The crowd of the righteous had gone utterly silent, the council members and churchgoers and pastor listening intently to a soft, low, shocking voice, even the priest leaning forward to hear, and in the dusk above the grass of the park the bronze horseman sat silent, immobile, impotent, and the many fireflies winked slowly, like the myriad eyes of God—or the devil. One or the other, Cally Wilmore thought hazily, was in Ahira. What God knew, this woman seemed to know. Or what the devil knew, for why should the knowledge of the devil be any less than that of God? Though, thank God or the devil, Ahira had not mentioned mayapple or a love god like white sugar or Cally's own humiliating secret.
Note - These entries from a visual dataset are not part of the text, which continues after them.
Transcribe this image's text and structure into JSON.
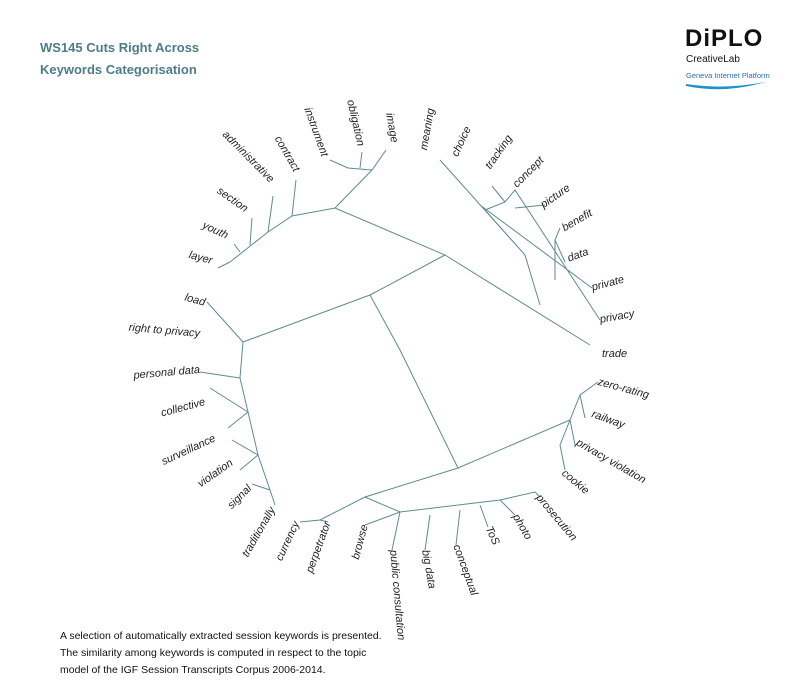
{
  "header": {
    "title": [
      "WS145 Cuts Right Across",
      "Keywords Categorisation"
    ]
  },
  "logo": {
    "name": "DiPLO",
    "lab": "CreativeLab",
    "platform": "Geneva Internet Platform"
  },
  "keywords": [
    "image",
    "obligation",
    "instrument",
    "contract",
    "administrative",
    "section",
    "youth",
    "layer",
    "meaning",
    "choice",
    "tracking",
    "concept",
    "picture",
    "benefit",
    "data",
    "private",
    "privacy",
    "trade",
    "zero-rating",
    "railway",
    "privacy violation",
    "cookie",
    "prosecution",
    "photo",
    "ToS",
    "conceptual",
    "big data",
    "public consultation",
    "load",
    "right to privacy",
    "personal data",
    "collective",
    "surveillance",
    "violation",
    "signal",
    "traditionally",
    "currency",
    "perpetrator",
    "browse"
  ],
  "caption": [
    "A selection of automatically extracted session keywords is presented.",
    "The similarity among keywords is computed in respect to the topic",
    "model of the IGF Session Transcripts Corpus 2006-2014."
  ]
}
There had to be at least one pure and courageous person, one Galahad in Hoadley.… Mark? No, Mark was just an ordinary, whining man and no savior, at least not for her, though half the town looked to him as their white knight—but there had to be at least one truly good person, Cally thought. Reverend Berkey? She would have sworn Reverend Berkey was a saint, yet even his ascetic back, to which she looked, appeared bent, rusty black and defeated. What was his weakness? Did everyone, everyone in the whole world, have a dark secret and a hidden shame?

“Not one of you is fit to face me,” said Ahira.

The priest, the ship of the church, who had been listing badly, straightened and swelled, his sails full of stung pride. “Insolent sprout of Satan!” he intoned. “The might of the Lord God Omnipotent—”

“Is not in you. Is as nothing, compared to the might of those your God has trampled into dirt. Watch, priest.” Easily, casually, Ahira reached over the gazebo railing and touched the misfit who stood closest to her. It was the bald girl, who screamed, not in fright or pain, but in sheer startled ecstasy, for the touch of Ahira's hand put hair on her afflicted head: richly curling, shoulder-length fawn-brown hair, properly accessorized by eyebrows and eyelashes in the appropriate places. Her undistinguished face, awash in hair and alight with joy, looked very nearly beautiful. With a gentle hand Ahira turned her to face the onlookers.

“Can you do this, priest?”

A gasp and babble had gone up from the crowd, but the priest did not add to it or silence it; he seemed unable to speak. He had witnessed a healing, a miracle. The devil could quote Scripture, but only prophets and saints and messiahs were supposed to be able to do what he had just seen done.

“And the Antichrist,” Ahira added pleasantly, as if she had heard his thoughts. Like Jesus coming down from the mount she came down the gazebo steps to the bottom one and beckoned the erstwhile-bald girl to her side. With the same offhand but tender grace she lifted the plenitude of hair at the youngster's temple. There, just at the zygomatic arch, showed a dark red mark.